Sales in the United States fell after a series of recalls from 1982 to 1987 of Audi 5000 models associated with reported incidents of sudden unintended acceleration linked to six deaths and 700 accidents. At the time, NHTSA was investigating 50 car models from 20 manufacturers for sudden surges of power.

60 Minutes report aired 23 November 1986, featuring interviews with six people who had sued Audi after reporting unintended acceleration, showing an Audi 5000 ostensibly suffering a problem when the brake pedal was pushed. Subsequent investigation revealed that 60 Minutes had engineered the failure – fitting a canister of compressed air on the passenger-side floor, linked via a hose to a hole drilled into the transmission.

Audi contended, prior to findings by outside investigators, that the problems were caused by driver error, specifically pedal misapplication. Subsequently, the National Highway Traffic Safety Administration (NHTSA) concluded that the majority of unintended acceleration cases, including all the ones that prompted the 60 Minutes report, were caused by driver error such as confusion of pedals. CBS did not acknowledge the test results of involved government agencies, but did acknowledge the similar results of another study.

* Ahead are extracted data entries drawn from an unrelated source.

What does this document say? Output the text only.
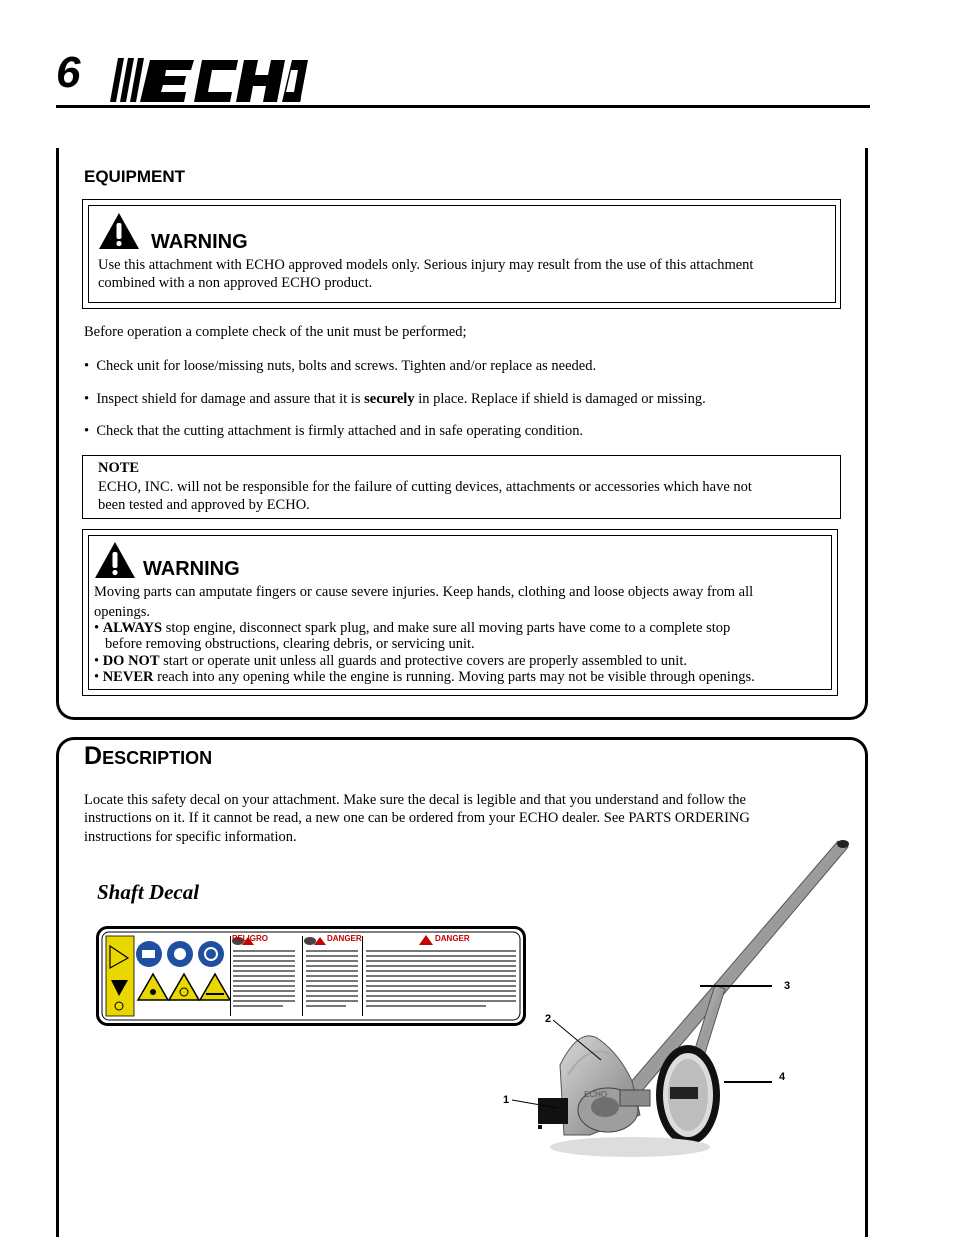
6
®
EQUIPMENT
WARNING
Use this attachment with ECHO approved models only. Serious injury may result from the use of this attachment
combined with a non approved ECHO product.
Before operation a complete check of the unit must be performed;
•  Check unit for loose/missing nuts, bolts and screws. Tighten and/or replace as needed.
•  Inspect shield for damage and assure that it is securely in place. Replace if shield is damaged or missing.
•  Check that the cutting attachment is firmly attached and in safe operating condition.
NOTE
ECHO, INC. will not be responsible for the failure of cutting devices, attachments or accessories which have not
been tested and approved by ECHO.
WARNING
Moving parts can amputate fingers or cause severe injuries. Keep hands, clothing and loose objects away from all
openings.
• ALWAYS stop engine, disconnect spark plug, and make sure all moving parts have come to a complete stop
before removing obstructions, clearing debris, or servicing unit.
• DO NOT start or operate unit unless all guards and protective covers are properly assembled to unit.
• NEVER reach into any opening while the engine is running. Moving parts may not be visible through openings.
DESCRIPTION
Locate this safety decal on your attachment. Make sure the decal is legible and that you understand and follow the
instructions on it. If it cannot be read, a new one can be ordered from your ECHO dealer. See PARTS ORDERING
instructions for specific information.
Shaft Decal
PELIGRO	DANGER	DANGER
ECHO
2
3
4
1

With the series of recall campaigns, Audi made several modifications; the first adjusted the distance between the brake and accelerator pedal on automatic-transmission models. Later repairs, of 250,000 cars dating back to 1978, added a device requiring the driver to press the brake pedal before shifting out of park. A legacy of the Audi 5000 and other reported cases of sudden unintended acceleration are intricate gear stick patterns and brake interlock mechanisms to prevent inadvertent shifting into forward or reverse.

Audi's U.S. sales, which had reached 74,061 in 1985, dropped to 12,283 in 1991 and remained level for three years. – with resale values falling dramatically. Audi subsequently offered increased warranty protection and renamed the affected models – with the 5000 becoming the 100 and 200 in 1989 – and only reached the same sales levels again by model year 2000.

A 2010 BusinessWeek article – outlining possible parallels between Audi's experience and 2009–2010 Toyota vehicle recalls – noted a class-action lawsuit filed in 1987 by about 7,500 Audi 5000-model owners remains unsettled and is currently being contested in county court in Chicago after appeals at the Illinois state and U.S. federal levels.